Despite the discussion surrounding ICU beds, the matter raised here is the potential denial of access to the private service providers for beneficiaries of private healthcare plans who have been paying a significant monthly price. When they most need it, they may not have the right to use the network due to the single line implemented without previous negotiation. There is no discussion that every life is unique and must be treated as equally important. However, what should be discussed is the philosophical segregation and limits, if any, between public and private healthcare systems, their purpose as well as their differences in terms of infrastructure, and whether the government could adopt different solutions to mitigate the side effects or even the implementation of a single line.

Concluding remarks

In all situations mentioned in this article, the beneficiaries of private healthcare plans may lose their benefits, either due to the economic problems or due to governments attempts to compensate for the lack of public infrastructure without previous negotiations.

Overloading the limited resources of the public healthcare system will not help in managing the Covid-19 pandemic. Both public and private systems should work together, trying to make the best of both resources to benefit the entire population. The private sector may have its own challenges, but it is much more efficient and better structured than the public.
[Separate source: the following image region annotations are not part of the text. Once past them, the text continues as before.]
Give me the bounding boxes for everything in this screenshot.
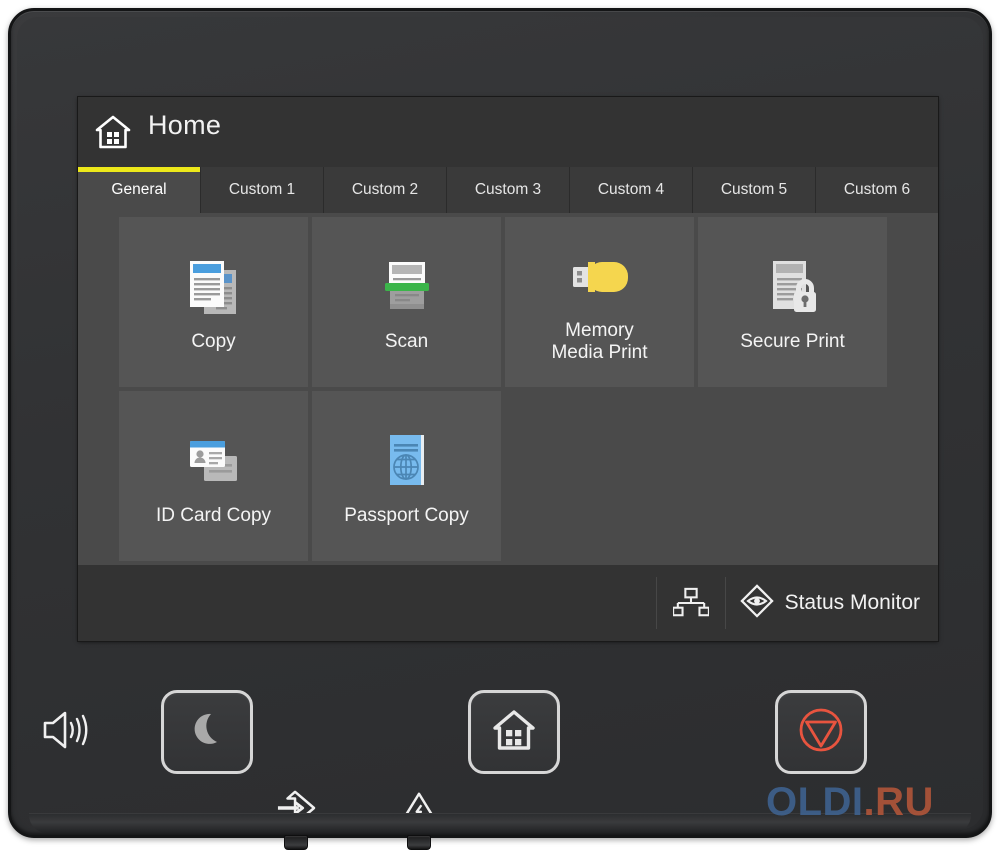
network-lan-icon[interactable] (655, 577, 726, 629)
tile-empty-slot (698, 391, 887, 561)
crescent-moon-icon (185, 708, 229, 757)
tab-label: Custom 1 (228, 181, 296, 198)
tab-label: General (111, 181, 167, 198)
tab-custom-6[interactable]: Custom 6 (816, 167, 938, 213)
tile-label-line-2: Media Print (551, 342, 648, 363)
home-button[interactable] (468, 690, 560, 774)
tile-label: Memory Media Print (547, 320, 651, 365)
tab-label: Custom 2 (351, 181, 419, 198)
copy-documents-icon (178, 251, 250, 325)
tab-custom-1[interactable]: Custom 1 (201, 167, 324, 213)
scanner-icon (371, 251, 443, 325)
sleep-button[interactable] (161, 690, 253, 774)
tab-label: Custom 6 (843, 181, 911, 198)
eye-diamond-icon (739, 583, 774, 623)
tile-id-card-copy[interactable]: ID Card Copy (119, 391, 308, 561)
processing-led-lamp (284, 835, 308, 850)
lcd-touchscreen[interactable]: Home General Custom 1 Custom 2 Custom 3 … (78, 97, 938, 641)
passport-globe-icon (371, 425, 443, 499)
tile-passport-copy[interactable]: Passport Copy (312, 391, 501, 561)
home-house-icon (491, 707, 537, 758)
id-card-icon (178, 425, 250, 499)
tile-memory-media-print[interactable]: Memory Media Print (505, 217, 694, 387)
tile-row: Copy Scan Memory Media Print Secure Prin… (78, 217, 938, 387)
status-monitor-label: Status Monitor (784, 591, 920, 614)
tile-secure-print[interactable]: Secure Print (698, 217, 887, 387)
tab-custom-5[interactable]: Custom 5 (693, 167, 816, 213)
page-title: Home (148, 110, 222, 140)
tile-label: Scan (384, 330, 429, 352)
tab-bar: General Custom 1 Custom 2 Custom 3 Custo… (78, 167, 938, 213)
tile-label-line-1: Memory (565, 319, 634, 341)
status-monitor-button[interactable]: Status Monitor (726, 577, 938, 629)
speaker-volume-icon (41, 709, 91, 751)
document-lock-icon (757, 251, 829, 325)
screen-header: Home (78, 97, 938, 167)
tile-label: ID Card Copy (155, 504, 272, 526)
tile-scan[interactable]: Scan (312, 217, 501, 387)
status-bar: Status Monitor (78, 565, 938, 641)
home-house-icon (94, 113, 132, 151)
stop-circle-triangle-icon (797, 706, 845, 759)
error-led-lamp (407, 835, 431, 850)
tile-label: Passport Copy (344, 504, 469, 526)
tile-label: Secure Print (740, 330, 845, 352)
printer-control-panel: Home General Custom 1 Custom 2 Custom 3 … (8, 8, 992, 850)
device-bottom-lip (29, 813, 971, 833)
tab-label: Custom 3 (474, 181, 542, 198)
tab-custom-2[interactable]: Custom 2 (324, 167, 447, 213)
stop-button[interactable] (775, 690, 867, 774)
tab-custom-4[interactable]: Custom 4 (570, 167, 693, 213)
tile-copy[interactable]: Copy (119, 217, 308, 387)
tab-label: Custom 4 (597, 181, 665, 198)
tile-label: Copy (191, 330, 236, 352)
tile-row: ID Card Copy Passport Copy (78, 391, 938, 561)
tile-empty-slot (505, 391, 694, 561)
tab-general[interactable]: General (78, 167, 201, 213)
usb-flash-drive-icon (564, 240, 636, 314)
function-tile-grid: Copy Scan Memory Media Print Secure Prin… (78, 213, 938, 565)
tab-label: Custom 5 (720, 181, 788, 198)
tab-custom-3[interactable]: Custom 3 (447, 167, 570, 213)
Finally, the carriers (and ANS) should continue negotiating the payment of the healthcare plans to the fullest extent possible as well as discussing, from a regulatory perspective, every alternative to protect the sustainability of this sector.

[2] In Brazil, there are two categories of healthcare plans: (i) individual private health insurance contract; and (ii) collective plans, which are divided into (a) employer-based private health insurance contract; and (b) private health insurance contract by association.